"Imported from Britain" means what?

So, I’m drinking a Boddington’s Pub Ale. Not bad. But the can brags, “Imported from Britain”. Why? I’ve see things labeled “Made in England”, “Made in The UK”, even , “Great Britain”.

Is their use of “Britain” some sorta political statement?

Smooth, creamy, and you gotta love the widget.:smiley:

There’s more than one brewery producing the stuff - one in England and another in Wales.

^That’s all?

Oh well. Luton, England. Thanks.

I know it’s not the case with Boddingtons, but I wonder if “imported from Britain” could mean “Made in the People’s Republic of Shitbeeristan then shipped in to Britain and exported from there”? Or would it have to be made in the exporting country? Quite a lot of products are made in one country and packaged in another, after being shipped in bulk.

Smooth and creamy? Don’t think that would come from Shitbeerstan.

I was not happy when my know-it-all (yet still wrong almost all the time) cousin informed me that Bass Ale was now being brewed in the USA, but for once in his life, he was 100% correct…

It’s still priced at nearly $16 per six pack here in the good ol’ People’s Republic Of Zion…

I did say I know it’s not the case with Boddingtons. I haven’t had Boddies for ages, now I come to think of it. It used to be my beer of choice as a teenager.

They had good TV adverts back then, too. :slight_smile:

(They had to stop calling it “the cream of Manchester” when they closed the brewery in the city…)

Britain = England. Right?

It could mean Wales or Scotland also, because they are on the island of Great Britain.

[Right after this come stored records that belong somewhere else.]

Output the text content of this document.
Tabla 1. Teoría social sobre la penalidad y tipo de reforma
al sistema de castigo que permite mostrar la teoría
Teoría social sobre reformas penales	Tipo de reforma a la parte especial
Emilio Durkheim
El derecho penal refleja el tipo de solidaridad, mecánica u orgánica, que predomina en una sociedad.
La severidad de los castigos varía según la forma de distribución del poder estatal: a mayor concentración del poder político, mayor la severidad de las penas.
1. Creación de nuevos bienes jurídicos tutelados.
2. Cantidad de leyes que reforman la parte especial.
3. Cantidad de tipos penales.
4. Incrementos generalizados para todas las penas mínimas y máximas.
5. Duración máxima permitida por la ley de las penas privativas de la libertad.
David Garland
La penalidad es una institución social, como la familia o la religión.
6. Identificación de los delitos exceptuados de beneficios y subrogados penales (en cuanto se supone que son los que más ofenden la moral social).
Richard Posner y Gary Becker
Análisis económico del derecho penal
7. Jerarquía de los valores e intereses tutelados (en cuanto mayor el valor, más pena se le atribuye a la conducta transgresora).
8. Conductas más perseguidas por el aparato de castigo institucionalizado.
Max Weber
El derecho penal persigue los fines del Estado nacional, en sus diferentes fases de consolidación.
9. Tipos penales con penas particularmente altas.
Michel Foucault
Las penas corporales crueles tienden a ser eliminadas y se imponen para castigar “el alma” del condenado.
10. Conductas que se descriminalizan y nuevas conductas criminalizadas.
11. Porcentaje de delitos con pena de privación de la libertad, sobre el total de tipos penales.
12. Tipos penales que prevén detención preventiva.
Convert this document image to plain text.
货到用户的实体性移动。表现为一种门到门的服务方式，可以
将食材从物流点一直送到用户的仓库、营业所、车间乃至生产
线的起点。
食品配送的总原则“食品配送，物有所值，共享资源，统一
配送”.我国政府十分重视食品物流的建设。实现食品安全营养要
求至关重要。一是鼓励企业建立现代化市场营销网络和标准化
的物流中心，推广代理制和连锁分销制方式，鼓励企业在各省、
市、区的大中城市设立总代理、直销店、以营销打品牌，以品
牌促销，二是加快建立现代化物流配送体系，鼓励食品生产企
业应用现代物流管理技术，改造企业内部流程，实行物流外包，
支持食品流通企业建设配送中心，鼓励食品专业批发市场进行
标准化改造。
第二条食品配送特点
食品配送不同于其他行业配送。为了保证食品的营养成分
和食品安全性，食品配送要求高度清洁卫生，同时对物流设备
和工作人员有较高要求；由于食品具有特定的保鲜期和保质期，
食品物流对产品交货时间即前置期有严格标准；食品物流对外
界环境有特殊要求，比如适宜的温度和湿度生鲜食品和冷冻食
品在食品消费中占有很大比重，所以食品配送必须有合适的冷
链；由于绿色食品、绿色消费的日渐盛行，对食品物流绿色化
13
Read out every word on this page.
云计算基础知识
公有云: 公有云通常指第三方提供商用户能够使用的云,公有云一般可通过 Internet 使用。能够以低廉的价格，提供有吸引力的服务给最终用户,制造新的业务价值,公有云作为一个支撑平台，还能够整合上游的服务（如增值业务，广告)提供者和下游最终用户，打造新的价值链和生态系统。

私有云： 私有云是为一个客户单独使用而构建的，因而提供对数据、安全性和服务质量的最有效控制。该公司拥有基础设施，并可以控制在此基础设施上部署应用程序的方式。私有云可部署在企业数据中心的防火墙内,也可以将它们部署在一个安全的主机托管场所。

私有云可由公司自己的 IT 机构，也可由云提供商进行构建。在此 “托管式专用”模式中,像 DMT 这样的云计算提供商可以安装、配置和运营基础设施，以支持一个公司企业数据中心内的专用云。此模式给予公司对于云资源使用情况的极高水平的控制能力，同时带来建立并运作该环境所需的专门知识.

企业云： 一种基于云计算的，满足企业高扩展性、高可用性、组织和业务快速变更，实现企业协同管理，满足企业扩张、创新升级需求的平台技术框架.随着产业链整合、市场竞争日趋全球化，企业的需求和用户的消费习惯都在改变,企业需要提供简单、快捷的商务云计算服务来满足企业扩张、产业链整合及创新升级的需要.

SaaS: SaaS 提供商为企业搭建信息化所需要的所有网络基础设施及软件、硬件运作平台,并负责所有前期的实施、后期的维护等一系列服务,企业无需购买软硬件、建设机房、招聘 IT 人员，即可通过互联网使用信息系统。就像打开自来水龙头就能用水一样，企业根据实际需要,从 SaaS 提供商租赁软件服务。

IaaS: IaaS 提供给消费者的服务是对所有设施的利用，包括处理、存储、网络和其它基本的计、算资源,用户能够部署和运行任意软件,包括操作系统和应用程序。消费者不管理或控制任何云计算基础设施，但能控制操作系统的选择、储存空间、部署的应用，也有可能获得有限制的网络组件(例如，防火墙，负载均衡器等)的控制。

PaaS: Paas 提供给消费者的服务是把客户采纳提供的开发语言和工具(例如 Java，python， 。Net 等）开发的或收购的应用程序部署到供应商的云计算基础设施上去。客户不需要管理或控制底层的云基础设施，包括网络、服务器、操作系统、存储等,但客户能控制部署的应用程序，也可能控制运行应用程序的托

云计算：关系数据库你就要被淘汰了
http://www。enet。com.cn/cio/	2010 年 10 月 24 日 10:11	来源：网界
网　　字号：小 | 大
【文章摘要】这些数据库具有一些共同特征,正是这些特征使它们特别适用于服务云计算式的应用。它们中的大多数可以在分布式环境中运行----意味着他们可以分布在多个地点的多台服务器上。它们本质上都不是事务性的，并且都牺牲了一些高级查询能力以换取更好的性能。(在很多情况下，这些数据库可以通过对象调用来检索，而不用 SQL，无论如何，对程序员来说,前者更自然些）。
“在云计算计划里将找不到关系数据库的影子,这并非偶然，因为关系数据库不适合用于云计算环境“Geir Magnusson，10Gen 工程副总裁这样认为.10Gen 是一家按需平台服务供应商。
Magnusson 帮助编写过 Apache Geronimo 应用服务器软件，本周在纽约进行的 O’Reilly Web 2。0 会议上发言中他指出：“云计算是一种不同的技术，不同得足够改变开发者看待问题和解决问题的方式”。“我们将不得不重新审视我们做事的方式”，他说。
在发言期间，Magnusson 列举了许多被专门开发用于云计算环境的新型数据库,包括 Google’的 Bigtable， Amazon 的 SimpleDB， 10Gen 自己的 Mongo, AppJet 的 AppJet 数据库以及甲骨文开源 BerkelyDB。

There’s no such discrete entity as “Britain” per se; it should be taken as shorthand for** Great Britain** or The British Isles, neither of which are the same as England.

Or the United Kingdom (of Great Britain and Northern Ireland).

We’re an anarcho-syndicalist commune

Nitpick: “Britain” is not used to refer to the British Isles (a term that has slightly fallen out of favour itself), since the British Isles includes the country of Ireland (as well as other territory that is not technically part of the UK). “Britain” is just another term for the UK (even though the UK includes some territory that is not actually on the island of Great Britain, as others have mentioned). “Great Britain” is also very often used to refer to the country as a whole and not just the island of that name.

In other words, all these would mean essentially the same thing:
Imported from Britain
Imported from Great Britain
Imported from the UK

Indeed the ISO 3166 country code for the UK is, rather confusingly, GB, not UK (although the top-level internet domain is .uk). This leads to the rather odd situation that cars in Northern Ireland are identified abroad by “GB” stickers (or on the side of the plate itself) even though they’re not from “Great Britain” itself.

You’re fooling yourself. We’re living in a dictatorship, a self-perpetuating autocracy in which the working classes are exploited by an establishment hanging onto outdated imperialist dogma, which perpetuates the social and economic differences in our society.

“Boddingtons, the cream of Manchester” is an anagram of “Boddington’s stomach ache fermenter”.

I suppose “GB” translates better than “UK” - Grand Bretagne, Großbritannien vs. Royaume Uni, Vereinigtes Königreich etc.

Also used by Team GB, the UKish olympic team. Just an accident of history, really, we do like hanging on to our old stuff..

No, nothing political, just a shorthand reference for the United Kingdom Of Great Britain and Northern Ireland. No different from calling the US ‘America’. Politicians use the word ‘Britain’ all the time, and they’re more politically correct than anyone else. Handy for campaignslogans.

Oh, there you go, bringing class into it again.